MRI Effective for Pediatric Appendicitis, Even When Read by Nonpediatric Radiologists

Leesburg, VA, November 27, 2018—Unenhanced MRI for suspected appendicitis in pediatric patients is clinically effective when performed in a nonpediatric hospital setting with nonpediatric radiologists, emergency physicians, and surgeons, according to an article in the January 2019 issue of the American Journal of Roentgenology (AJR).

Appendicitis is the most common cause of pediatric emergency surgery with a lifetime prevalence of 7%. Imaging has become standard practice for diagnosing pediatric appendicitis, with ultrasound (US) and CT being the most common modalities used.

Numerous studies performed at children's hospitals by pediatric fellowship–trained radiologists have shown that MRI is a viable alternative to CT for the evaluation of appendicitis. The study sought to determine the feasibility and accuracy of MRI for pediatric appendicitis in an adult-predominant general hospital setting where non–pediatric-trained radiologists routinely interpret the studies.

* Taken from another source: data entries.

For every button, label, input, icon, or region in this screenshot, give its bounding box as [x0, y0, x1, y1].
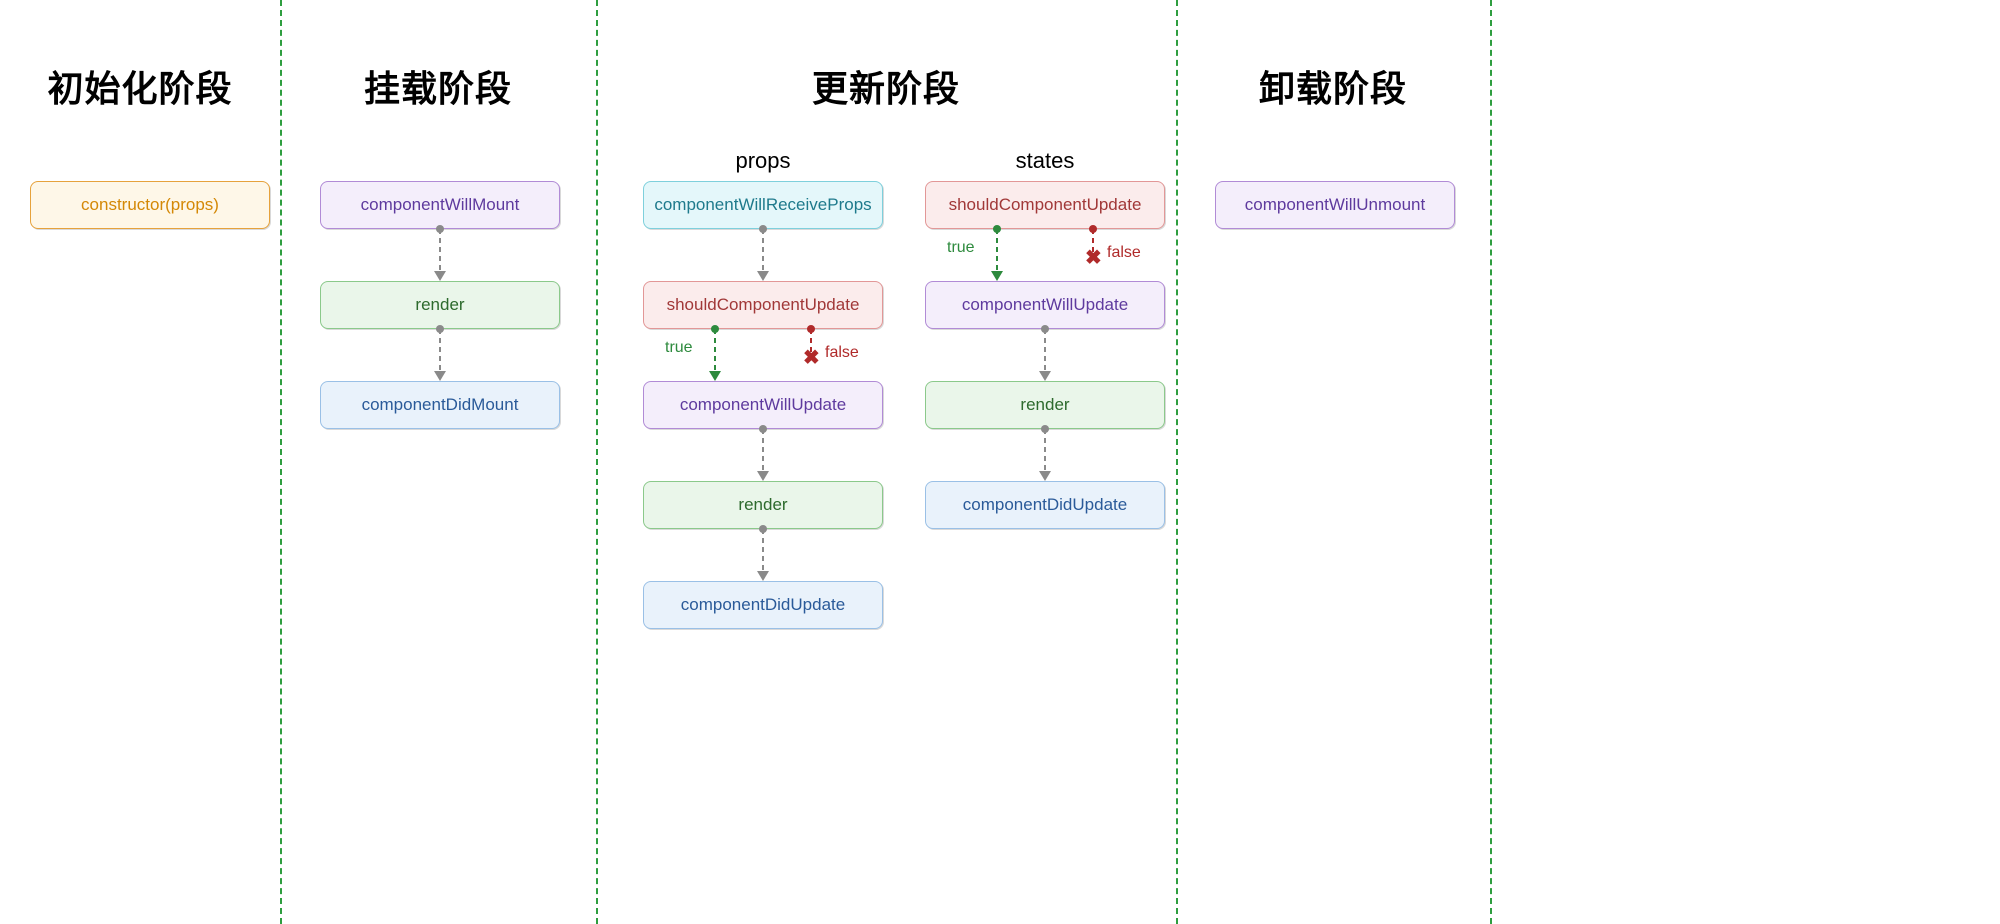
arrows-layer [0, 0, 2000, 924]
x-icon: ✖ [1085, 248, 1102, 268]
edge-label-true: true [665, 339, 693, 357]
edge-label-false: false [1107, 244, 1141, 262]
edge-label-false: false [825, 344, 859, 362]
x-icon: ✖ [803, 348, 820, 368]
edge-label-true: true [947, 239, 975, 257]
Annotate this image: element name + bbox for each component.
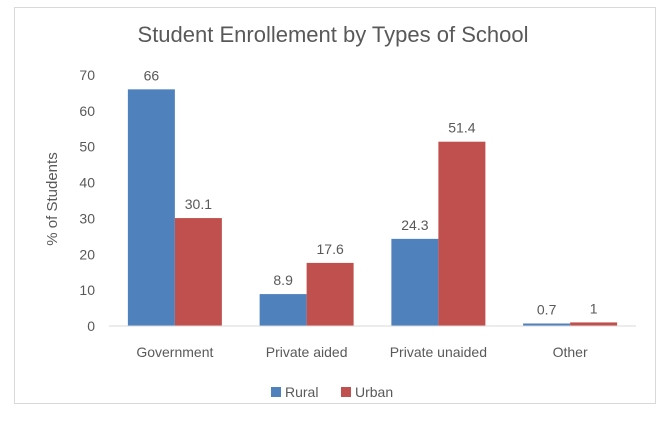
legend-label-urban: Urban (355, 384, 393, 400)
bar-rural-private-unaided (391, 238, 439, 326)
data-label: 66 (144, 67, 160, 83)
bar-rural-government (127, 89, 175, 326)
data-label: 51.4 (448, 120, 475, 136)
data-labels: 66 30.1 8.9 17.6 24.3 51.4 0.7 1 (144, 67, 598, 317)
y-axis-label: % of Students (44, 152, 61, 245)
chart-frame (14, 7, 656, 404)
bar-urban-private-unaided (438, 141, 486, 326)
y-tick-label: 50 (79, 139, 95, 155)
bar-urban-other (570, 322, 618, 326)
bar-rural-other (523, 323, 571, 326)
bar-urban-government (174, 218, 222, 326)
y-tick-label: 30 (79, 210, 95, 226)
y-tick-label: 0 (87, 318, 95, 334)
x-tick-label: Private aided (266, 344, 348, 360)
y-tick-label: 20 (79, 246, 95, 262)
y-tick-label: 70 (79, 67, 95, 83)
legend: Rural Urban (271, 384, 393, 400)
y-tick-label: 40 (79, 175, 95, 191)
x-tick-label: Government (136, 344, 213, 360)
y-tick-label: 10 (79, 282, 95, 298)
legend-label-rural: Rural (285, 384, 318, 400)
legend-swatch-rural (271, 387, 281, 397)
data-label: 0.7 (537, 301, 557, 317)
x-axis-ticks: Government Private aided Private unaided Ot… (136, 344, 588, 360)
data-label: 17.6 (317, 241, 344, 257)
chart-title: Student Enrollement by Types of School (138, 22, 529, 47)
y-tick-label: 60 (79, 103, 95, 119)
data-label: 1 (590, 300, 598, 316)
y-axis-ticks: 0 10 20 30 40 50 60 70 (79, 67, 95, 334)
bar-urban-private-aided (306, 262, 354, 326)
bars (127, 89, 618, 326)
x-tick-label: Private unaided (390, 344, 487, 360)
legend-swatch-urban (341, 387, 351, 397)
data-label: 24.3 (401, 217, 428, 233)
bar-rural-private-aided (259, 294, 307, 326)
x-tick-label: Other (553, 344, 588, 360)
data-label: 30.1 (185, 196, 212, 212)
data-label: 8.9 (273, 272, 293, 288)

The study examined cases of 528 pediatric patients who between 2012 ans 2016 underwent MRI after US evaluation yielded equivocal findings. The results showed 10.4% of patients were found to have surgically proven or pathologically proven appendicitis. Sensitivity and specificity of MRI for appendicitis were 96.4% and 98.9%, respectively. Positive and negative predictive values were 91.2% and 99.6%. A normal appendix and abnormalities not involving the appendix were identified on MRI in 21.6% of patients.

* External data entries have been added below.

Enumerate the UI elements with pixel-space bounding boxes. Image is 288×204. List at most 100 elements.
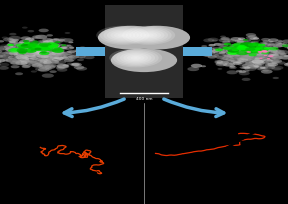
Circle shape: [214, 53, 226, 58]
Circle shape: [237, 57, 247, 61]
Circle shape: [223, 61, 230, 63]
Circle shape: [264, 44, 270, 47]
Circle shape: [74, 54, 86, 58]
Circle shape: [240, 53, 251, 56]
Circle shape: [46, 51, 55, 54]
Circle shape: [244, 45, 254, 49]
Circle shape: [0, 61, 1, 64]
Circle shape: [219, 62, 224, 64]
Circle shape: [46, 58, 53, 61]
Circle shape: [26, 44, 37, 48]
Circle shape: [48, 42, 56, 45]
Circle shape: [256, 50, 263, 52]
Circle shape: [191, 64, 202, 68]
Circle shape: [30, 61, 36, 63]
Circle shape: [248, 49, 255, 51]
Circle shape: [33, 45, 41, 48]
Circle shape: [35, 44, 45, 48]
Circle shape: [220, 51, 227, 53]
Circle shape: [57, 68, 67, 72]
Circle shape: [62, 64, 69, 67]
Circle shape: [239, 70, 246, 73]
Circle shape: [9, 45, 16, 48]
Circle shape: [27, 61, 33, 63]
Circle shape: [67, 44, 71, 46]
Circle shape: [43, 53, 54, 58]
Circle shape: [214, 43, 221, 46]
Circle shape: [116, 51, 155, 65]
Circle shape: [38, 54, 43, 56]
Circle shape: [45, 65, 56, 69]
Circle shape: [50, 46, 58, 49]
Circle shape: [240, 46, 251, 50]
Circle shape: [18, 42, 29, 46]
Circle shape: [29, 57, 41, 61]
Circle shape: [0, 49, 2, 54]
Circle shape: [0, 54, 7, 58]
Circle shape: [261, 38, 270, 41]
Circle shape: [261, 57, 269, 60]
Circle shape: [70, 63, 82, 67]
Circle shape: [227, 46, 234, 49]
Circle shape: [245, 61, 254, 65]
Circle shape: [42, 67, 52, 70]
Circle shape: [13, 47, 20, 50]
Circle shape: [269, 47, 278, 50]
Circle shape: [248, 60, 254, 62]
Circle shape: [16, 53, 23, 55]
Circle shape: [242, 44, 251, 48]
Circle shape: [218, 43, 228, 47]
Circle shape: [238, 51, 245, 53]
Circle shape: [43, 52, 53, 55]
Circle shape: [52, 52, 61, 56]
Circle shape: [34, 53, 45, 57]
Circle shape: [143, 33, 154, 37]
Circle shape: [241, 55, 251, 59]
Circle shape: [197, 49, 210, 53]
Circle shape: [260, 60, 265, 61]
Circle shape: [253, 52, 261, 55]
Circle shape: [246, 53, 255, 56]
Circle shape: [3, 48, 10, 50]
Circle shape: [62, 53, 70, 56]
Circle shape: [75, 49, 86, 53]
Circle shape: [234, 53, 244, 57]
Circle shape: [31, 47, 37, 49]
Circle shape: [32, 63, 43, 67]
Circle shape: [56, 66, 65, 70]
Circle shape: [239, 49, 245, 51]
Circle shape: [272, 62, 277, 64]
Circle shape: [30, 51, 42, 56]
Circle shape: [233, 42, 245, 47]
Circle shape: [248, 47, 256, 49]
Circle shape: [231, 48, 238, 51]
Circle shape: [52, 42, 60, 45]
Circle shape: [236, 43, 241, 45]
Circle shape: [42, 45, 54, 49]
Circle shape: [50, 60, 59, 63]
Circle shape: [246, 33, 256, 37]
Circle shape: [242, 78, 251, 81]
Circle shape: [29, 45, 38, 48]
Circle shape: [247, 47, 257, 51]
Circle shape: [259, 67, 266, 69]
Circle shape: [254, 63, 260, 65]
Circle shape: [268, 49, 278, 53]
Circle shape: [41, 63, 46, 64]
Circle shape: [25, 51, 33, 54]
Circle shape: [29, 46, 40, 49]
Circle shape: [259, 42, 268, 45]
Bar: [76, 47, 105, 56]
Circle shape: [260, 47, 269, 50]
Circle shape: [38, 62, 51, 66]
Circle shape: [18, 46, 28, 50]
Circle shape: [11, 46, 16, 48]
Circle shape: [259, 58, 263, 59]
Circle shape: [260, 57, 269, 60]
Circle shape: [230, 46, 236, 48]
Circle shape: [272, 77, 279, 79]
Circle shape: [7, 42, 18, 46]
Bar: [183, 47, 212, 56]
Circle shape: [48, 44, 60, 48]
Circle shape: [8, 48, 20, 53]
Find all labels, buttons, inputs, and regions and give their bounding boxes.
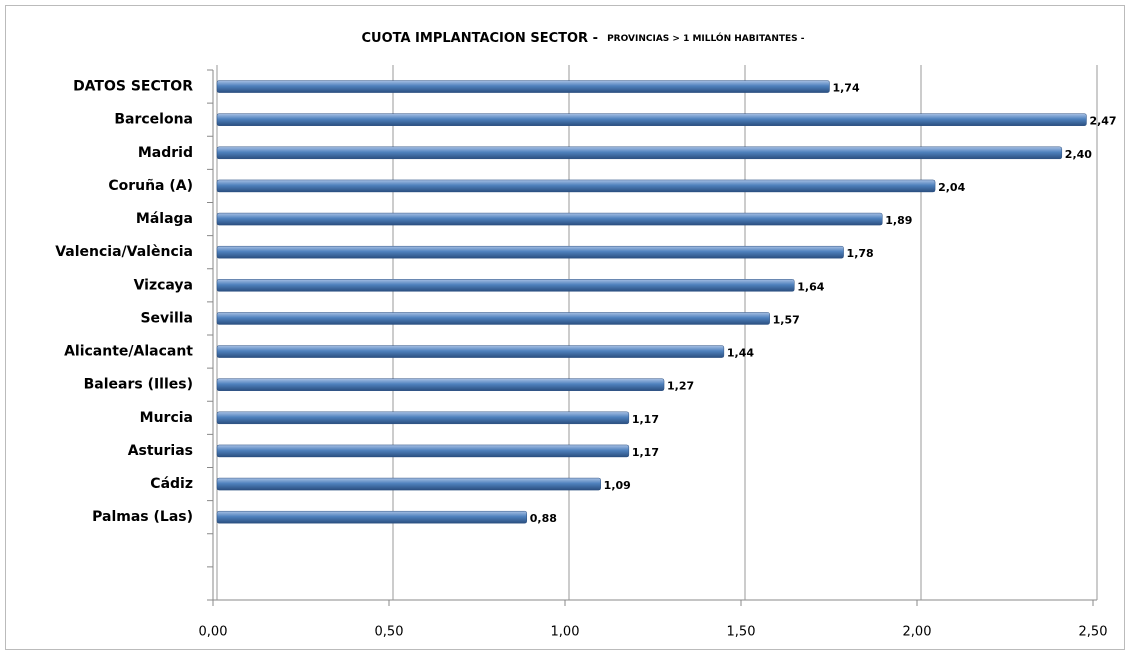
x-tick-label: 1,00 (551, 625, 580, 640)
x-tick-label: 0,00 (199, 625, 228, 640)
bar (216, 245, 844, 259)
bar (216, 80, 830, 93)
bar (216, 312, 770, 325)
data-label: 1,64 (797, 280, 824, 293)
x-tick-label: 2,50 (1079, 625, 1108, 640)
data-label: 1,89 (885, 214, 912, 227)
chart-frame (5, 5, 1125, 650)
y-tick-label: Barcelona (114, 112, 193, 128)
y-tick-label: DATOS SECTOR (73, 79, 193, 95)
data-label: 1,78 (847, 247, 874, 260)
chart-title-group: CUOTA IMPLANTACION SECTOR - PROVINCIAS >… (361, 28, 804, 47)
y-tick-label: Balears (Illes) (84, 377, 193, 393)
x-tick-label: 2,00 (903, 625, 932, 640)
data-label: 1,74 (832, 82, 859, 95)
data-label: 2,40 (1065, 148, 1092, 161)
y-tick-label: Murcia (140, 410, 193, 426)
y-tick-label: Cádiz (150, 476, 193, 492)
bar (216, 510, 528, 524)
bar (216, 113, 1087, 126)
y-tick-label: Málaga (136, 211, 193, 227)
y-tick-label: Coruña (A) (108, 178, 193, 194)
data-label: 1,44 (727, 347, 754, 360)
data-label: 0,88 (530, 512, 557, 525)
chart-title: CUOTA IMPLANTACION SECTOR - (361, 31, 598, 46)
data-label: 1,09 (604, 479, 631, 492)
y-tick-label: Valencia/València (55, 244, 193, 260)
bar (216, 444, 630, 458)
data-label: 2,04 (938, 181, 965, 194)
x-tick-label: 0,50 (375, 625, 404, 640)
bar (216, 345, 725, 358)
bar (216, 477, 601, 491)
y-tick-label: Asturias (128, 443, 193, 459)
x-tick-label: 1,50 (727, 625, 756, 640)
data-label: 2,47 (1089, 115, 1116, 128)
bar (216, 279, 795, 292)
data-label: 1,57 (773, 313, 800, 326)
bar (216, 146, 1063, 160)
bar (216, 411, 630, 425)
bar (216, 378, 665, 391)
bar (216, 212, 883, 226)
y-tick-label: Palmas (Las) (92, 509, 193, 525)
data-label: 1,27 (667, 380, 694, 393)
y-tick-label: Madrid (138, 145, 193, 161)
chart-subtitle: PROVINCIAS > 1 MILLÓN HABITANTES - (607, 32, 805, 44)
data-label: 1,17 (632, 413, 659, 426)
y-tick-label: Vizcaya (134, 277, 193, 293)
bar (216, 179, 936, 193)
y-tick-label: Sevilla (140, 310, 193, 326)
y-tick-label: Alicante/Alacant (64, 344, 193, 360)
data-label: 1,17 (632, 446, 659, 459)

Lack of ionizing radiation and no need for IV contrast material or sedation make rapid MRI both attractive and appropriate for imaging clinically suspected appendicitis in children. Pediatric appendix MRI can be interpreted by nonpediatric radiologists with high accuracy, and an imaging algorithm that includes rapid MRI can be both feasible and effective in a nonpediatric subspecialty setting, thus widening the efficacy of pediatric appendix MRI using observers of a less specialized focus.

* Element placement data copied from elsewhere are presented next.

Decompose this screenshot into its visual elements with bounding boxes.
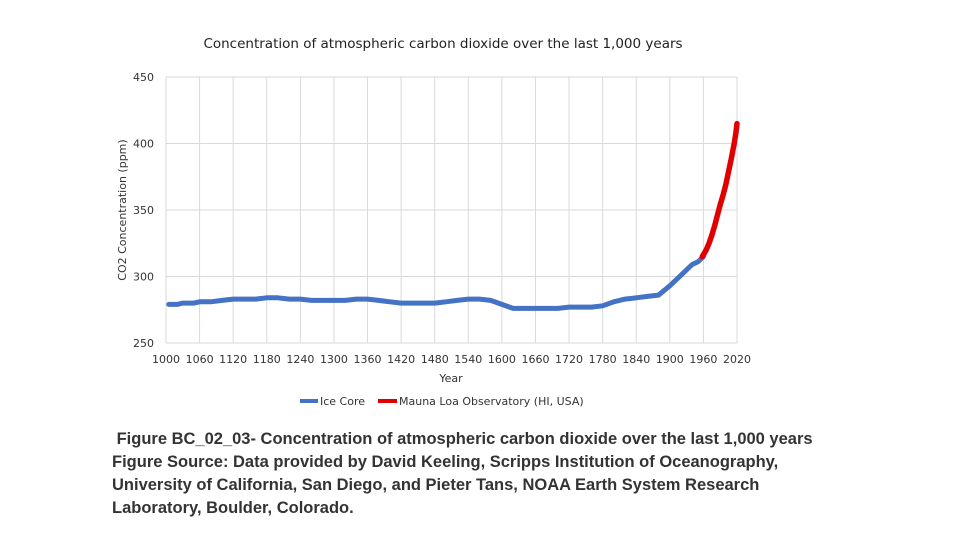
co2-line-chart: 1000 1060 1120 1180 1240 1300 1360 1420 1480 1540… [116, 71, 751, 408]
x-tick-label-1960: 1960 [689, 353, 717, 366]
series-line-mauna-loa [699, 120, 740, 260]
data-series [166, 120, 740, 311]
x-tick-label-1360: 1360 [354, 353, 382, 366]
x-tick-label-1420: 1420 [387, 353, 415, 366]
x-tick-label-1720: 1720 [555, 353, 583, 366]
x-tick-label-1840: 1840 [622, 353, 650, 366]
x-tick-label-1120: 1120 [219, 353, 247, 366]
caption-line-4: Laboratory, Boulder, Colorado. [112, 499, 354, 517]
axis-ticks: 1000 1060 1120 1180 1240 1300 1360 1420 1480 1540… [133, 71, 751, 366]
x-tick-label-1000: 1000 [152, 353, 180, 366]
legend-label-mauna-loa: Mauna Loa Observatory (HI, USA) [399, 395, 584, 408]
y-tick-label-450: 450 [133, 71, 154, 84]
y-axis-label: CO2 Concentration (ppm) [116, 139, 129, 280]
series-line-ice-core [166, 254, 706, 311]
x-tick-label-1480: 1480 [421, 353, 449, 366]
y-tick-label-300: 300 [133, 271, 154, 284]
legend: Ice Core Mauna Loa Observatory (HI, USA) [300, 395, 584, 408]
x-tick-label-1780: 1780 [589, 353, 617, 366]
y-tick-label-350: 350 [133, 204, 154, 217]
figure-caption: Figure BC_02_03- Concentration of atmosp… [112, 428, 912, 520]
x-tick-label-1600: 1600 [488, 353, 516, 366]
caption-line-3: University of California, San Diego, and… [112, 476, 760, 494]
x-tick-label-1300: 1300 [320, 353, 348, 366]
x-tick-label-2020: 2020 [723, 353, 751, 366]
x-tick-label-1900: 1900 [656, 353, 684, 366]
grid-lines [165, 76, 738, 344]
chart-title: Concentration of atmospheric carbon diox… [203, 36, 683, 52]
caption-line-2: Figure Source: Data provided by David Ke… [112, 453, 779, 471]
x-tick-label-1060: 1060 [186, 353, 214, 366]
x-tick-label-1540: 1540 [454, 353, 482, 366]
legend-label-ice-core: Ice Core [320, 395, 365, 408]
x-tick-label-1180: 1180 [253, 353, 281, 366]
caption-line-1: Figure BC_02_03- Concentration of atmosp… [112, 430, 813, 448]
x-axis-label: Year [438, 372, 463, 385]
x-tick-label-1240: 1240 [286, 353, 314, 366]
x-tick-label-1660: 1660 [521, 353, 549, 366]
y-tick-label-400: 400 [133, 138, 154, 151]
y-tick-label-250: 250 [133, 337, 154, 350]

Founded in 1900, ARRS is the first and oldest radiology society in the United States, and is an international forum for progress in radiology. The Society's mission is to improve health through a community committed to advancing knowledge and skills in radiology. ARRS achieves its mission through an annual scientific and educational meeting, publication of the American Journal of Roentgenology (AJR) and InPractice magazine, topical symposia and webinars, and print and online educational materials. ARRS is located in Leesburg, VA.